Upon motion of plaintiffs, the district court ordered that defendants provide notice of the Agreed Final Judgment to the members of the class and that objections be filed by August 15, 1985. On September 12, 1985, the court conducted a hearing to consider objections to the proposed Agreed Final Judgment. At that time, the court rejected the concerns expressed in two letters filed by class members. The court further stated that because the relief requested was analogous to affirmative action, the decree would have to be temporary in nature.

Plaintiffs' counsel objected, expressing concern that once the final judgment order was dissolved, defendants would be compelled for financial or political reasons to return to their prior practices, thereby prompting future litigation. Counsel further objected on the grounds that the parties had not agreed to any temporal limitations.

On September 25, 1985, the court entered its Order, which states in part:

The Court will approve the substance of the Agreed Final Judgment.
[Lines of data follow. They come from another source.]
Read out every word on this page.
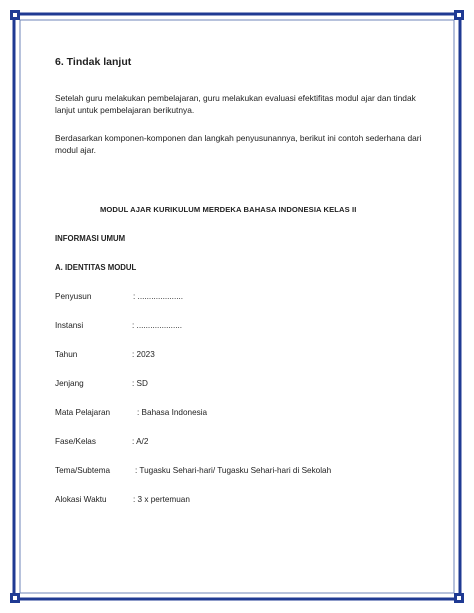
6. Tindak lanjut
Setelah guru melakukan pembelajaran, guru melakukan evaluasi efektifitas modul ajar dan tindak lanjut untuk pembelajaran berikutnya.
Berdasarkan komponen-komponen dan langkah penyusunannya, berikut ini contoh sederhana dari modul ajar.
MODUL AJAR KURIKULUM MERDEKA BAHASA INDONESIA KELAS II
INFORMASI UMUM
A. IDENTITAS MODUL
Penyusun	: ....................
Instansi	: ....................
Tahun	: 2023
Jenjang	: SD
Mata Pelajaran	: Bahasa Indonesia
Fase/Kelas	: A/2
Tema/Subtema	: Tugasku Sehari-hari/ Tugasku Sehari-hari di Sekolah
Alokasi Waktu	: 3 x pertemuan
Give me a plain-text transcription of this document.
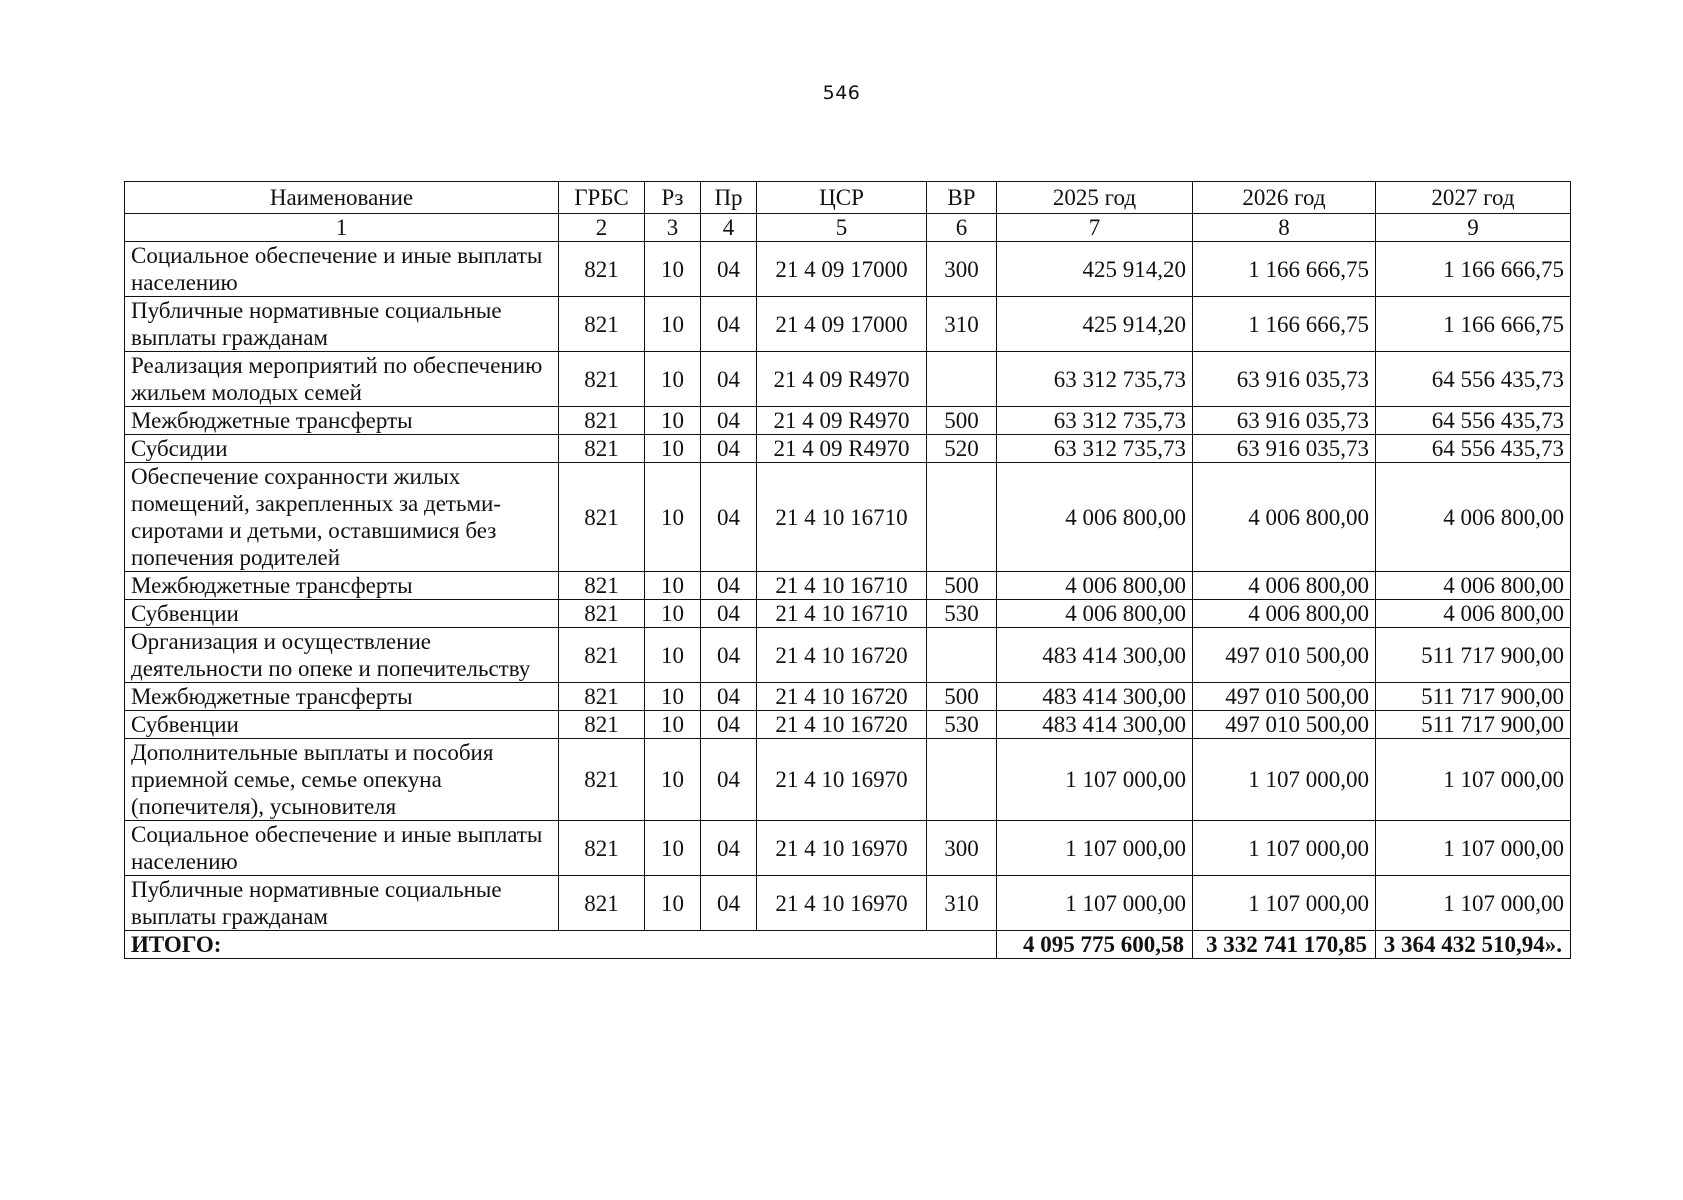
546
Наименование	ГРБС	Рз	Пр	ЦСР	ВР	2025 год	2026 год	2027 год
1	2	3	4	5	6	7	8	9
Социальное обеспечение и иные выплаты населению	821	10	04	21 4 09 17000	300	425 914,20	1 166 666,75	1 166 666,75
Публичные нормативные социальные выплаты гражданам	821	10	04	21 4 09 17000	310	425 914,20	1 166 666,75	1 166 666,75
Реализация мероприятий по обеспечению жильем молодых семей	821	10	04	21 4 09 R4970		63 312 735,73	63 916 035,73	64 556 435,73
Межбюджетные трансферты	821	10	04	21 4 09 R4970	500	63 312 735,73	63 916 035,73	64 556 435,73
Субсидии	821	10	04	21 4 09 R4970	520	63 312 735,73	63 916 035,73	64 556 435,73
Обеспечение сохранности жилых помещений, закрепленных за детьми-сиротами и детьми, оставшимися без попечения родителей	821	10	04	21 4 10 16710		4 006 800,00	4 006 800,00	4 006 800,00
Межбюджетные трансферты	821	10	04	21 4 10 16710	500	4 006 800,00	4 006 800,00	4 006 800,00
Субвенции	821	10	04	21 4 10 16710	530	4 006 800,00	4 006 800,00	4 006 800,00
Организация и осуществление деятельности по опеке и попечительству	821	10	04	21 4 10 16720		483 414 300,00	497 010 500,00	511 717 900,00
Межбюджетные трансферты	821	10	04	21 4 10 16720	500	483 414 300,00	497 010 500,00	511 717 900,00
Субвенции	821	10	04	21 4 10 16720	530	483 414 300,00	497 010 500,00	511 717 900,00
Дополнительные выплаты и пособия приемной семье, семье опекуна (попечителя), усыновителя	821	10	04	21 4 10 16970		1 107 000,00	1 107 000,00	1 107 000,00
Социальное обеспечение и иные выплаты населению	821	10	04	21 4 10 16970	300	1 107 000,00	1 107 000,00	1 107 000,00
Публичные нормативные социальные выплаты гражданам	821	10	04	21 4 10 16970	310	1 107 000,00	1 107 000,00	1 107 000,00
ИТОГО:						4 095 775 600,58	3 332 741 170,85	3 364 432 510,94».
Nevertheless, upon further consideration and after considering the objections of Plaintiffs' counsel, the Court finds that the relief embodied in Agreed Final Judgment is analogous to affirmative action and, therefore, the decree must be temporary in nature and must terminate when the conditions prompting this action have been corrected. Vanguards of Cleveland v. City of Cleveland, 753 F.2d 479 (6th Cir.1985). Accordingly,

IT IS HEREBY ORDERED AND ADJUDGED that all objections filed by class members are hereby overruled, and that the Agreed Final Judgment is approved and hereby entered as a final judgment in this case subject to the conditions imposed by this Court as stated hereafter.
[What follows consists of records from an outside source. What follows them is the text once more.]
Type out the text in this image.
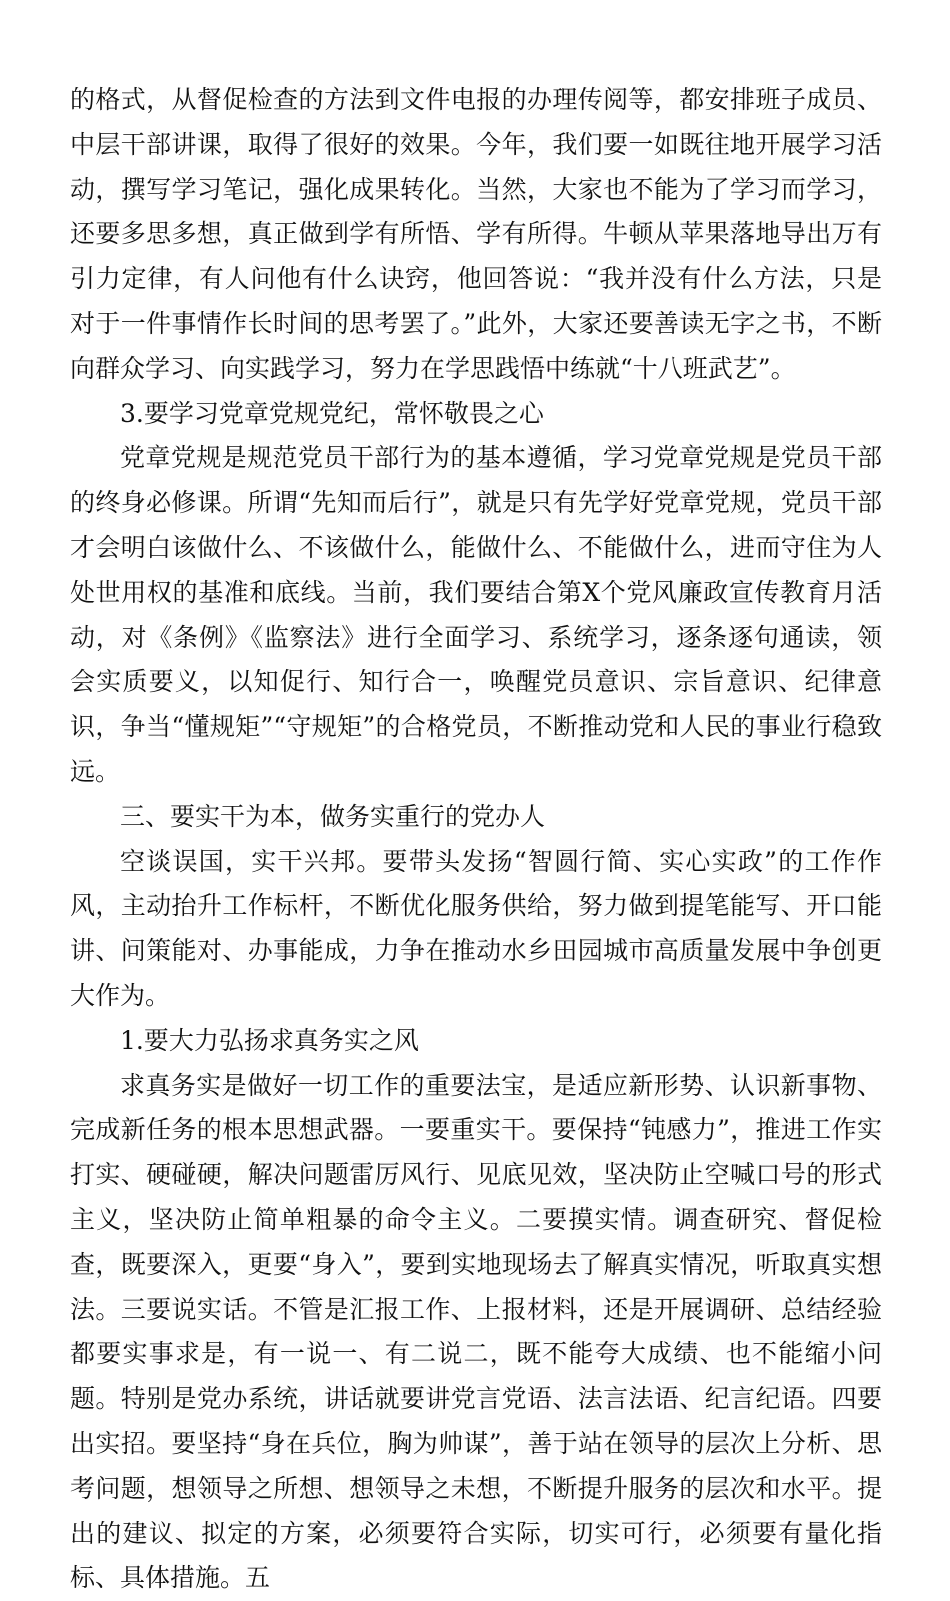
的格式，从督促检查的方法到文件电报的办理传阅等，都安排班子成员、中层干部讲课，取得了很好的效果。今年，我们要一如既往地开展学习活动，撰写学习笔记，强化成果转化。当然，大家也不能为了学习而学习，还要多思多想，真正做到学有所悟、学有所得。牛顿从苹果落地导出万有引力定律，有人问他有什么诀窍，他回答说：“我并没有什么方法，只是对于一件事情作长时间的思考罢了。”此外，大家还要善读无字之书，不断向群众学习、向实践学习，努力在学思践悟中练就“十八班武艺”。

3.要学习党章党规党纪，常怀敬畏之心

党章党规是规范党员干部行为的基本遵循，学习党章党规是党员干部的终身必修课。所谓“先知而后行”，就是只有先学好党章党规，党员干部才会明白该做什么、不该做什么，能做什么、不能做什么，进而守住为人处世用权的基准和底线。当前，我们要结合第X个党风廉政宣传教育月活动，对《条例》《监察法》进行全面学习、系统学习，逐条逐句通读，领会实质要义，以知促行、知行合一，唤醒党员意识、宗旨意识、纪律意识，争当“懂规矩”“守规矩”的合格党员，不断推动党和人民的事业行稳致远。

三、要实干为本，做务实重行的党办人

空谈误国，实干兴邦。要带头发扬“智圆行简、实心实政”的工作作风，主动抬升工作标杆，不断优化服务供给，努力做到提笔能写、开口能讲、问策能对、办事能成，力争在推动水乡田园城市高质量发展中争创更大作为。

1.要大力弘扬求真务实之风

求真务实是做好一切工作的重要法宝，是适应新形势、认识新事物、完成新任务的根本思想武器。一要重实干。要保持“钝感力”，推进工作实打实、硬碰硬，解决问题雷厉风行、见底见效，坚决防止空喊口号的形式主义，坚决防止简单粗暴的命令主义。二要摸实情。调查研究、督促检查，既要深入，更要“身入”，要到实地现场去了解真实情况，听取真实想法。三要说实话。不管是汇报工作、上报材料，还是开展调研、总结经验都要实事求是，有一说一、有二说二，既不能夸大成绩、也不能缩小问题。特别是党办系统，讲话就要讲党言党语、法言法语、纪言纪语。四要出实招。要坚持“身在兵位，胸为帅谋”，善于站在领导的层次上分析、思考问题，想领导之所想、想领导之未想，不断提升服务的层次和水平。提出的建议、拟定的方案，必须要符合实际，切实可行，必须要有量化指标、具体措施。五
IT IS FURTHER ORDERED AND ADJUDGED that Plaintiffs [sic] request for a permanent injunction is denied. A temporary injunction is granted which, in substance, requires the Defendants to comply with their agreement as embodied in the Agreed Final Judgment.
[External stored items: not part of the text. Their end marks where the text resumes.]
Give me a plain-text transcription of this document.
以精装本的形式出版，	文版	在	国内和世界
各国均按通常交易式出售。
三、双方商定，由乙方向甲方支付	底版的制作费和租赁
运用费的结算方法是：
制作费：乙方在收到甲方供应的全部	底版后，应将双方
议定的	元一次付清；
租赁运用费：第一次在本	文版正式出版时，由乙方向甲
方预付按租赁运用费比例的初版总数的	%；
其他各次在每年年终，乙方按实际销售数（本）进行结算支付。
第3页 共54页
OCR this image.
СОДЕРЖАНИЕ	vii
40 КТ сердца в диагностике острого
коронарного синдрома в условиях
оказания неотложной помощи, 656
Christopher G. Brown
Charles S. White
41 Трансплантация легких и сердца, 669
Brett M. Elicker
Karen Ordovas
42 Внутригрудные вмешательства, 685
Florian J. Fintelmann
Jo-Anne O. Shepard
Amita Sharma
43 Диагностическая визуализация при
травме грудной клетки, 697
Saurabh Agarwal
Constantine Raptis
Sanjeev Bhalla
IT IS FURTHER ORDERED AND ADJUDGED that there shall be monitoring of compliance with the Agreed Final Judgment in accordance [with] the provisions of the Monitoring and Compliance Document attached hereto as "Exhibit A" and incorporated herein by reference.

* * *

IT IS FURTHER ORDERED AND ADJUDGED that the Agreed Final Judgment herein shall be in full force and effect from the date of this order until such time as the final report of the monitor shall have been completed and submitted to the Court, and the parties have had a reasonable opportunity to comment on that report. At such time, unless good cause be shown why the injunction should not be dissolved, it will be dissolved. In the event that the monitor finds that Defendants are not in full compliance with each provision of the Consent Decree, and such noncompliance is not found to be due to considerations fully outside the control of the Defendants, the Decree shall continue in full force and effect until such time as the monitor certifies to this Court that there is compliance and that there has been for a period not less than 180 days. In the event of such noncompliance, it is the decision of the Court that Defendants shall bear the expense of retaining the monitor for any excess period in which his services are required. In no event shall the Consent Decree herein be valid for a period of less than three years and six months, and in no event shall the Consent Decree be valid for a period of more than five years and six months unless the monitor is unable to certify to the Court full compliance with the Decree has occurred for the 180 days immediately preceding the date upon which termination of the Decree is contemplated.

Joint Appendix at 154-55.

Attached to the Order is a document entitled "Monitoring and Compliance Document," which is incorporated by reference into the Order. The Monitoring and Compliance Document provides for the appointment of a compliance officer who is to conduct periodic investigations and prepare detailed written reports for the court.

II.

Plaintiffs' argument that the district court erred under Fed.R.Civ.P. 23(e) in sua sponte modifying the terms of the negotiated class action consent decree finds support in a recent decision by the Supreme Court. In Evans v. Jeff D., --- U.S. ----, 106 S.Ct.